Discipline, behavioural management, or correction – whatever you call it, it is not always easy. Whether you’re a parent teaching your child or a leader addressing an employee or group member, it can be tough.
Reading Daniel 3 today I noticed that King Nebuchadnezzar used wisdom in how he disciplined Shadrach, Meshach and Abednego (Sam). While King Neb was a temperamental man and I wouldn’t recommend we copy most of what he did, in this instance he used 8 steps that I have used in behavioural management situations myself and found quite productive.
So grab your Bible, open it up to Daniel 3 and follow in verses 13 to 30 and let’s explore the discipline lessons from King Neb:
- Address the incident immediately, while the incident is fresh in everyone’s mind. V 13
- He checked that the dobber had the story right and that Sam had actually committed the crime. Sometimes people (not just kids) will come running to you and tell you someone else has done the wrong thing. Don’t always assume the dobber has it right. Always check their story. Maybe they misunderstood. Maybe they are mean and just want to get the other person into trouble. Maybe they even committed the sin themselves – “Mum, Johnny broke your favourite vase” they lie, not letting you know that they were throwing the vase to Johnny and he just didn’t catch it. V 14
- Check Sam knows why he’s in trouble. Sometimes people don’t know why they are being yelled at or punished. I’ve had kids who weren’t even aware they were hitting others and here they are getting in trouble for it. (Really, they didn’t know they were hitting, I think it’s such a normal part of their lives they don’t notice!) Sometimes people just don’t know that certain behaviour is inappropriate in this situation. King Neb checks with Sam in v 14 that they know why they are in trouble.
- Repeat the expectations (rules). Next King Neb v 15 explains what the desired behaviour is – when you hear music, bow down and worship. Keep it simple, keep it clear.
- Outline the consequences for disobedience. King Neb couldn’t have been clearer. Worship the image or get thrown into a burning fiery furnace. V 15. Once you’ve made the consequences clear, the person involved then has the choice of obeying or receiving the consequences. However, I don’t recommend fire has a punishment.
- Give Sam a chance to reply. I’ve found that sometimes hearing from the person involved can totally change the outcome of a discipline moment. You may see that they have a repentant heart or rebellious heart. You may hear ignorance of expectations or peer pressure or of others involved. By taking a moment to listen to them you have a better chance of getting things right, even if their reply is not what you’re expecting. V 16-17.

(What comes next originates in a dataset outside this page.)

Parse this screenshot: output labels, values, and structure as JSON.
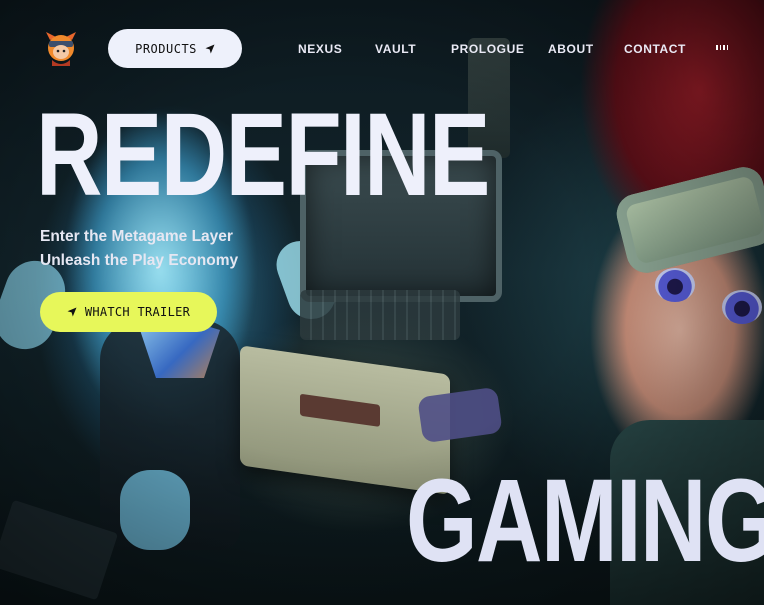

- Follow through on the consequences. King Neb could have been friends with Sam. Chapter 2 tells us that he had recently promoted them. He definitely knew them. This may be why their disobedience made him so mad, maybe he expected his friends to back him up. Now he had to follow through. This is often where we get scared and back down and let discipline slide. By keeping our promise on disciple, we are showing that we care enough about the person to adjust their behaviour. V 20
- Sometimes you make mistakes. As hard as you try, sometimes we get things wrong when it comes to behavioural management. Maybe we could have had more grace or followed through or listened or questioned the dobber or set clearer expectations or kept our own emotions in check. Maybe we had the wrong expectations in the first place like King Neb. When you’ve made a mistake admit it to yourself and, if appropriate, apologise to those involved. Be careful in what you do next, in making restitution or repenting. King Neb went a little too far on this one, threatening death to anyone who spoke against Sam’s God. V 29. If you admit you’ve made a mistake then it leads you to doing better next time.
Hopefully these 8 steps can help you in your behavioural management endeavours.